Who would be in charge of security clearances for UAE personnel permitted to enter US ports? If al Qaeda operatives have infiltrated DP World or the UAE, could they launch a terrorist attack from inside a US port?
Other questions must also join the realities of today's global economy and the risks of global terrorism: Since shipping containers are packed and loaded in distant lands - often never inspected by US personnel - does it really matter whether al Qaeda secret operatives infiltrate US port facilities?
We must also be very clear what this is not about. This is not about racial profiling of Arabs, nor is it about xenophobia. But it is about acting upon threats we know about and making sure we are not putting our homeland at greater risk.
And finally, it is about a sorry trail of pre-9/11 and post-9/11 leadership failures, including a fear that officials may again be overlooking intelligence that is in their own files.

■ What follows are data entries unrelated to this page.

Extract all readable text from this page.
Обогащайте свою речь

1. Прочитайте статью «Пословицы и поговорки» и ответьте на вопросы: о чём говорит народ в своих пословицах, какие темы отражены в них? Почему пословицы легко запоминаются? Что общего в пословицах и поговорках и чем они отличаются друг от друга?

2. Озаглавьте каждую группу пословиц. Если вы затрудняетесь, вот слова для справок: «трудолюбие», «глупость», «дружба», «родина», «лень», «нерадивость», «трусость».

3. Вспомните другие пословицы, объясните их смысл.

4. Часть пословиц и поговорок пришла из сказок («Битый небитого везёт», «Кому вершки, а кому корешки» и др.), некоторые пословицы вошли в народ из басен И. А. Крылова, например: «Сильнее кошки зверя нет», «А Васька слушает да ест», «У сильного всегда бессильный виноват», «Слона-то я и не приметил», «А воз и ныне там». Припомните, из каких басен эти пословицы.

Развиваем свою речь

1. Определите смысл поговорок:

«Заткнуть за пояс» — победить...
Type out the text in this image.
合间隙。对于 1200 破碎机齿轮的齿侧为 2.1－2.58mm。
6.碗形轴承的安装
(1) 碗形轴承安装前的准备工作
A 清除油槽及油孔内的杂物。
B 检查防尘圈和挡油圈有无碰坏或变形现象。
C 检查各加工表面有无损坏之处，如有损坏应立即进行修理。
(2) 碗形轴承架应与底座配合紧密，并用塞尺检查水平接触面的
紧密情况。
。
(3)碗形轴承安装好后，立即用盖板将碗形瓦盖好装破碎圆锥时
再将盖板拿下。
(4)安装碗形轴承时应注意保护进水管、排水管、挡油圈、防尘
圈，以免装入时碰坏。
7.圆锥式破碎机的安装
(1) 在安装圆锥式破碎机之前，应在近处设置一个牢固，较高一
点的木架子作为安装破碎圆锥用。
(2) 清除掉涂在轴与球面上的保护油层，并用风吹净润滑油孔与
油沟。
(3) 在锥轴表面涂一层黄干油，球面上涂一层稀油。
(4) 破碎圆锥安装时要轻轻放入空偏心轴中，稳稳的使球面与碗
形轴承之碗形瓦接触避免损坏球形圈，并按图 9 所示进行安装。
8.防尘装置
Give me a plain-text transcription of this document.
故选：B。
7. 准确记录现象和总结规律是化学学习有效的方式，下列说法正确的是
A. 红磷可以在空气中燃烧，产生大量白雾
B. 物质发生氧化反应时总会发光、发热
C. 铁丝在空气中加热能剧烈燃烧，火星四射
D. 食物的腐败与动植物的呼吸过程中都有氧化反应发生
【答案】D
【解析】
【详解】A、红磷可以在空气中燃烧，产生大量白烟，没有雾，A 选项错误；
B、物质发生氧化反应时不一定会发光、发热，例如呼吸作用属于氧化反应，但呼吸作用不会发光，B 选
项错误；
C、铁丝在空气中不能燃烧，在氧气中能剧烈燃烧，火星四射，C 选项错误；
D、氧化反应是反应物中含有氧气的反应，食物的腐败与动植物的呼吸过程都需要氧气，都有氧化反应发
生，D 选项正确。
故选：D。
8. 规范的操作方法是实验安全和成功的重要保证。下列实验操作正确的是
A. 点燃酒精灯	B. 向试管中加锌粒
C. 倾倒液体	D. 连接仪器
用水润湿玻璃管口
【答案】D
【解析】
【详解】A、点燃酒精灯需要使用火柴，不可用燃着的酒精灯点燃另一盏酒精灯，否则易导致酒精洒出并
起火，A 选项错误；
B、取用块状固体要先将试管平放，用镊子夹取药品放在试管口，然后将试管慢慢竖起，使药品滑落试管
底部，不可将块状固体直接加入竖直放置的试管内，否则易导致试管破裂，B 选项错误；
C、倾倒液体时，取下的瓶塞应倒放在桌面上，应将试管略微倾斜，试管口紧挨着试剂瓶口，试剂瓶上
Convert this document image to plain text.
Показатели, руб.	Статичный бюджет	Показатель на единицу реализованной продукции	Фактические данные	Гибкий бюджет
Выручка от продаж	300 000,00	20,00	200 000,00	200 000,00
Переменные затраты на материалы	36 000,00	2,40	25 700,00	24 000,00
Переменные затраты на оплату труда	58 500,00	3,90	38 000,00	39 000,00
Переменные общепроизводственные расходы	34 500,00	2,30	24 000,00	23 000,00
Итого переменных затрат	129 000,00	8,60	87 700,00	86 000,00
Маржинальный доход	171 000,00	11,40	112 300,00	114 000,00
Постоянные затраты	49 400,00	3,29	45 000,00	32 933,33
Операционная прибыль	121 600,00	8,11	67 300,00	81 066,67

There was one respect in which the highest level officials we count upon to keep us safe moved swiftly and decisively, almost in unison. After the bipartisan firestorm of concerns about the Dubai port deal erupted, Bush, Vice President Cheney, Homeland Security Secretary Michael Chertoff, Defense Secretary Donald Rumsfeld, and Treasury Secretary John Snow (chairman of the inter-cabinet committee that approved the deal) rushed to assure us that it wasn't their fault because they didn't know about the deal until it was done. They blamed it on a sub-cabinet junior varsity that blithely okayed the deal without telling any of their bosses, without even a 45 day review of it, because no one objected.
Of course, this was followed by reports that Homeland Security underlings had raised some concerns, and so did the Coast Guard, warning that "many intelligence gaps" made it impossible to assure that terrorists couldn't gain from a Dubai-run port. Gaps created, no doubt, by intelligence such as Document AFGP-2002-603856.
Bush, after assuring us this was so unimportant it didn't require his attention, then said it was so important he would veto any congressional effort to halt it. Never mind that he'd never vetoed anything before.
For once, the president may have temporarily unified Washington. At the other end of Pennsylvania Avenue, you can hear the sound of Democratic and Republican minds boggling in bipartisan unison. His administration's best defense comes down to a plea that Team Bush isn't guilty of willful negligence after all - just willful ignorance.
Can you imagine the down-and-dirty attack campaign that Karl Rove would be masterminding right now if all the above had been done not by his boss, but by a Democratic president?